Your Living Room Could Help Save The Music Industry

Your Living Room Could Help Save The Music Industry

Shannon Curtis was playing a gig at “one of those foothill towns” in northern California, when she looked around and realized she wouldn’t be turning a profit that night.

“The guests had missing teeth. It was a down and out audience,” she told HuffPost in a phone interview.

Not exactly the dream scenario for a musician who makes her living playing for donations in homes around the country, as Curtis does.

A sign pointing to one of the residences that hosted Curtis last summer, in Montana.

The LA artist, whose gauzy ditties have scored The Hills and ABC’s Pretty Little Liars, is a new evangelist for an age-old tradition: house concerts. Last month, Curtis' how-to e-book -- typical for the genre, the title’s a mouthful: “No Booker, No Bouncer, No Bartender: How I Made $25K On A 2-Month House Concert Tour (And How You Can Too)” -- debuted at number two on Amazon’s music business best seller list, behind a tough number one to beat: David Byrne’s “How Music Works.”
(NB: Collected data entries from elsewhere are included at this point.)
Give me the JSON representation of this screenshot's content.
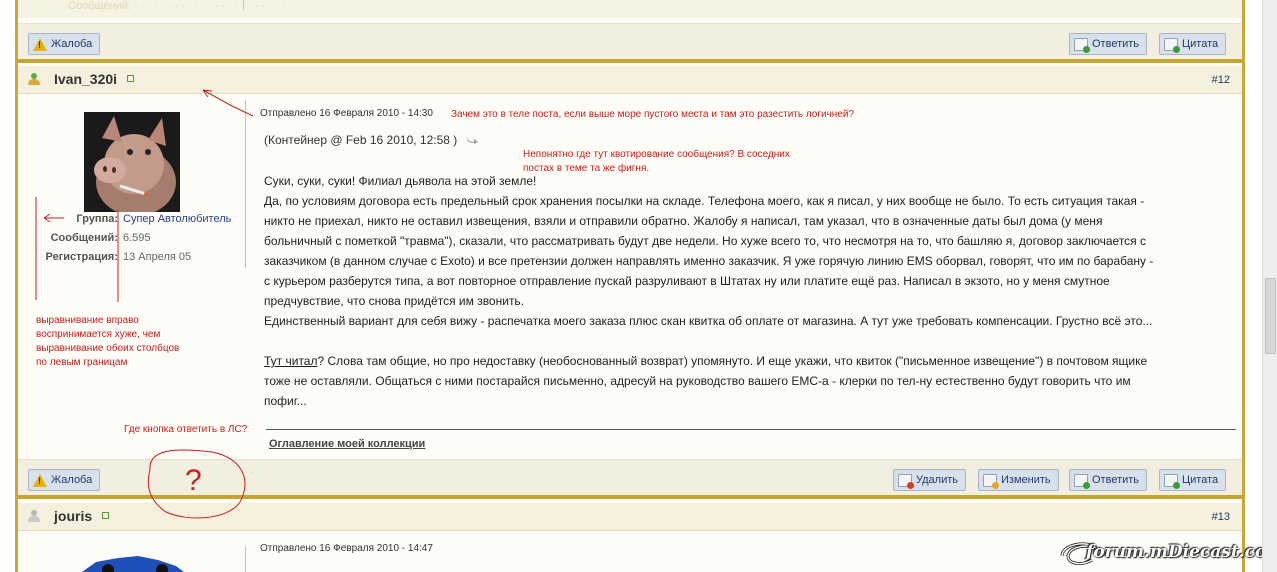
{
  "top_strip": {
    "faint_text": "Сообщений: · · · · · · · · · · · · · · · · · · · · · · · ·"
  },
  "buttons": {
    "complaint": "Жалоба",
    "reply": "Ответить",
    "quote": "Цитата",
    "delete": "Удалить",
    "edit": "Изменить"
  },
  "post12": {
    "username": "Ivan_320i",
    "number": "#12",
    "sent": "Отправлено 16 Февраля 2010 - 14:30",
    "group_label": "Группа:",
    "group_value": "Супер Автолюбитель",
    "posts_label": "Сообщений:",
    "posts_value": "6.595",
    "reg_label": "Регистрация:",
    "reg_value": "13 Апреля 05",
    "quote_header": "(Контейнер @ Feb 16 2010, 12:58 )",
    "lines": [
      "Суки, суки, суки! Филиал дьявола на этой земле!",
      "Да, по условиям договора есть предельный срок хранения посылки на складе. Телефона моего, как я писал, у них вообще не было. То есть ситуация такая -",
      "никто не приехал, никто не оставил извещения, взяли и отправили обратно. Жалобу я написал, там указал, что в означенные даты был дома (у меня",
      "больничный с пометкой \"травма\"), сказали, что рассматривать будут две недели. Но хуже всего то, что несмотря на то, что башляю я, договор заключается с",
      "заказчиком (в данном случае с Exoto) и все претензии должен направлять именно заказчик. Я уже горячую линию EMS оборвал, говорят, что им по барабану -",
      "с курьером разберутся типа, а вот повторное отправление пускай разруливают в Штатах ну или платите ещё раз. Написал в экзото, но у меня смутное",
      "предчувствие, что снова придётся им звонить.",
      "Единственный вариант для себя вижу - распечатка моего заказа плюс скан квитка об оплате от магазина. А тут уже требовать компенсации. Грустно всё это..."
    ],
    "reply_link": "Тут читал",
    "reply_line1_rest": "? Слова там общие, но про недоставку (необоснованный возврат) упомянуто. И еще укажи, что квиток (\"письменное извещение\") в почтовом ящике",
    "reply_line2": "тоже не оставляли. Общаться с ними постарайся письменно, адресуй на руководство вашего ЕМС-а - клерки по тел-ну естественно будут говорить что им",
    "reply_line3": "пофиг...",
    "signature": "Оглавление моей коллекции"
  },
  "post13": {
    "username": "jouris",
    "number": "#13",
    "sent": "Отправлено 16 Февраля 2010 - 14:47"
  },
  "annotations": {
    "why_in_body": "Зачем это в теле поста, если выше море пустого места и там это разестить логичней?",
    "quote_unclear": [
      "Непонятно где тут квотирование сообщения? В соседних",
      "постах в теме та же фигня."
    ],
    "alignment": [
      "выравнивание вправо",
      "воспринимается хуже, чем",
      "выравнивание обоих столбцов",
      "по левым границам"
    ],
    "where_pm": "Где кнопка ответить в ЛС?",
    "question_mark": "?"
  },
  "watermark": "forum.mDiecast.com",
  "colors": {
    "gold_separator": "#c4a52d",
    "button_bg": "#d8e0ec",
    "link_blue": "#1e3b6b",
    "annotation_red": "#cc1e1e"
  }
}
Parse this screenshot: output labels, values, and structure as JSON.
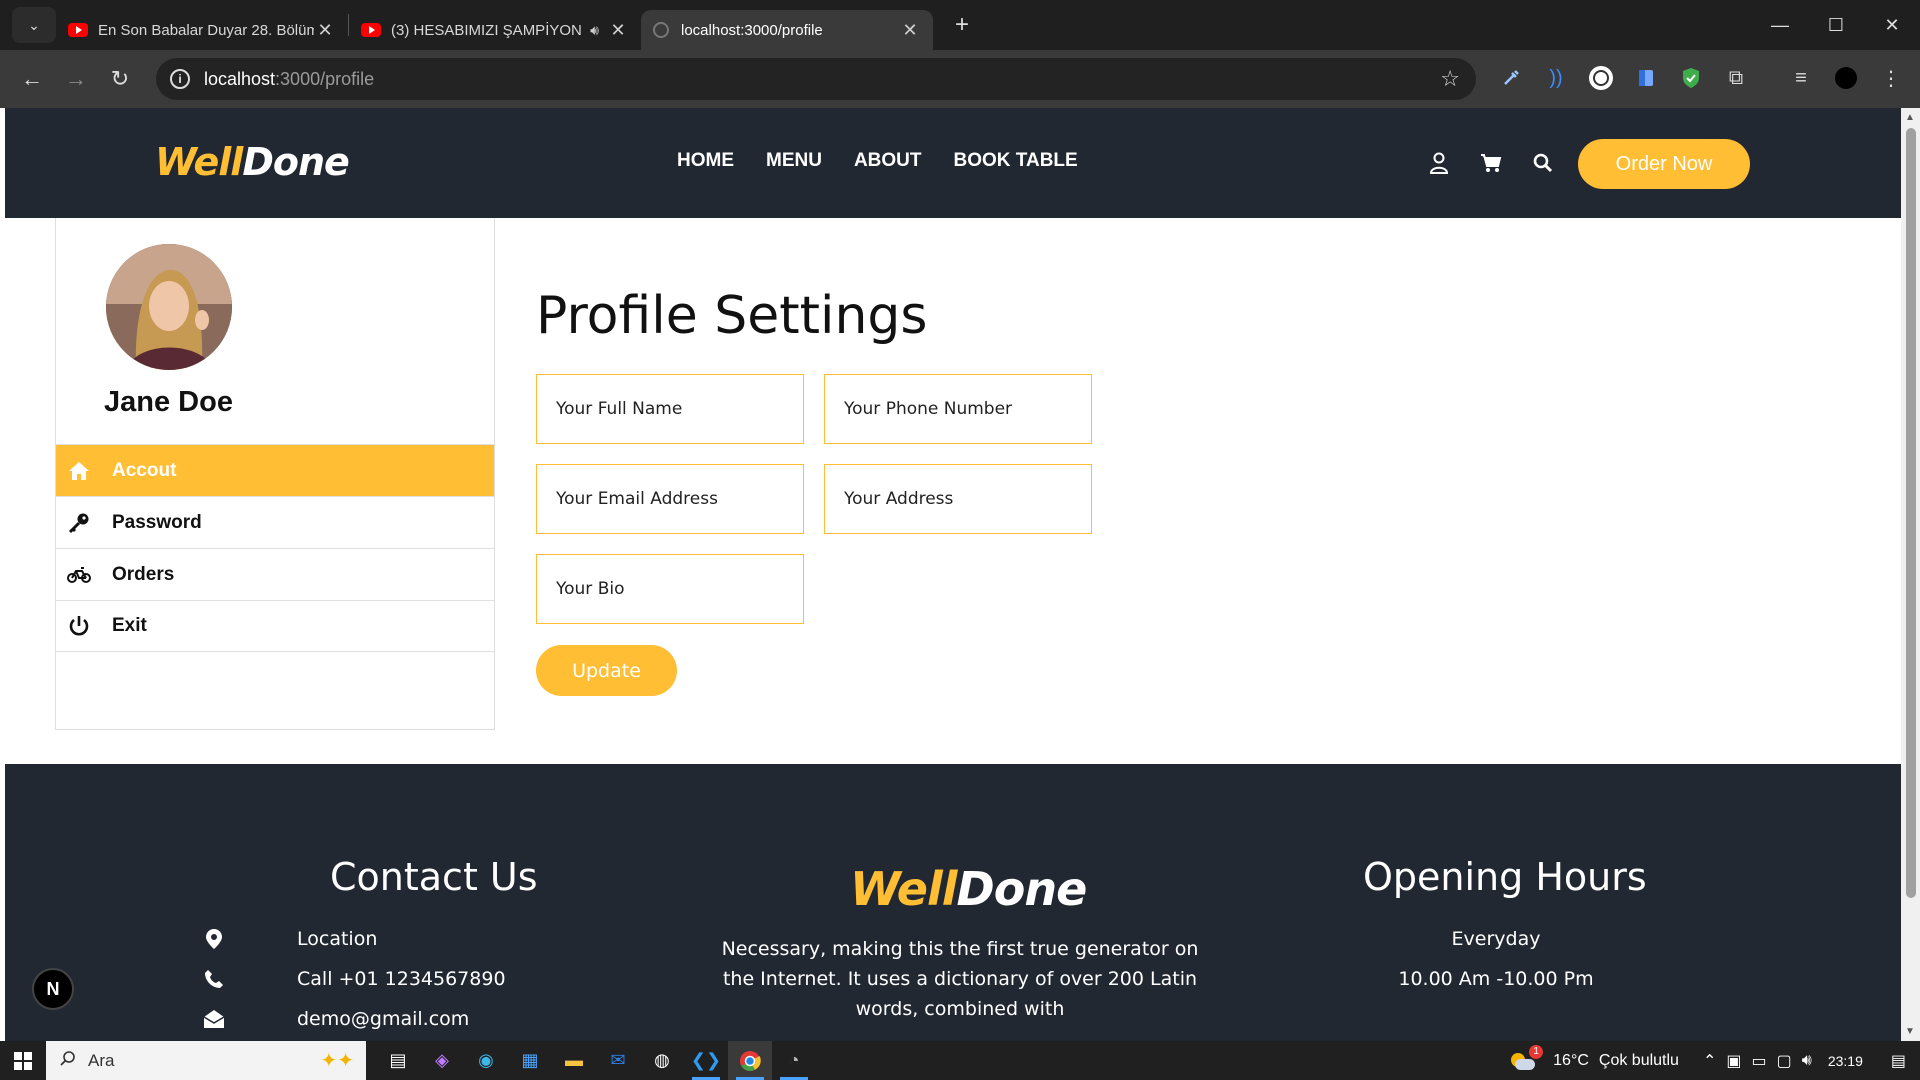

The practice may be “as old as the cavemen,” but the appeal of playing inside someone’s home is novel, Curtis says. “It’s totally antithetical to what we normally get fed in terms of music and entertainment. It’s all top down in pop culture.”

The stage for one of Curtis' house concerts in Lake Forest Park, WA, featured a backdrop -- the hummingbird image off Curtis' album Cinemacope -- hand sewn by the evening's host.

For the past two years, the 39-year-old singer songwriter has supported herself through house concert tours. They last only a handful of weeks in the summer (“people are just more social” in warm months, she says), and require nothing more on her end than her Volkswagen Jetta and a keyboard. She's played from New York to Houston to Seattle, and throughout the midwest. The venues are supplied by volunteers who sometimes host in their homes or yards, or even in theaters rented out for the pleasure of putting on a show oneself.

A full house at one of Curtis' house concerts, in Houston, Texas.

Unlike Radiohead and Beyonce -- the best known entertainers who’ve skipped the middleman, prompting eulogies for the recording industry -- Curtis is what she calls a “normal” act. She touts the house concert model for her peers, those without the backing of a major label, who still want to make a living off their art. Her 2013 tour drew from her album Cinemascope and she's planning to do the same this year for a new record, Metaforma. The tours themselves double as ad campaigns, as Curtis and fans post photos hashtagged with the album names.

Curtis plays at a fan-hosted beach concert on the Puget Sound.

Curtis says her profits have magnified since the days she played at clubs, where profits are split with the venue, booking agents and promoters. Last summer, her average take over the course of 50 house concerts was $500 per night, she says. One particularly flush night turned out $1220, a new high. She compares that to playing in a club in a new town, the type of gig where "if I walked away with a hundred bucks I’d be stoked." A donation-based model also means a single particularly moved guest might leave a whopping hundred dollar bill -- as someone did at one of her first shows.

Cowboy hats and a mountain view at one of Curtis' concerts in Trego, Mt.

But the advantages she says she's most struck by aren't monetary. She's found that fans whose interest blooms in an intimate space tend to "stick" more than those converted by traditional tours. And the absence of blinding lights and a raised stage can be a boon, artistically speaking. In a living room or yard, “there’s nothing to hide behind," she points out. What she calls "connectivity" thrives.

The overhead view at one of Curtis' tour stops in South Amboy, NJ.

From that modest northern California crowd, for instance, Curtis earned only $85, "just enough to cover our gas and food expenses for the day." But the show was worth it to her.

“By the time I was playing my second song, I could see people in the audience crying. If I’d said, ‘This show costs $10,’ they wouldn’t have come.”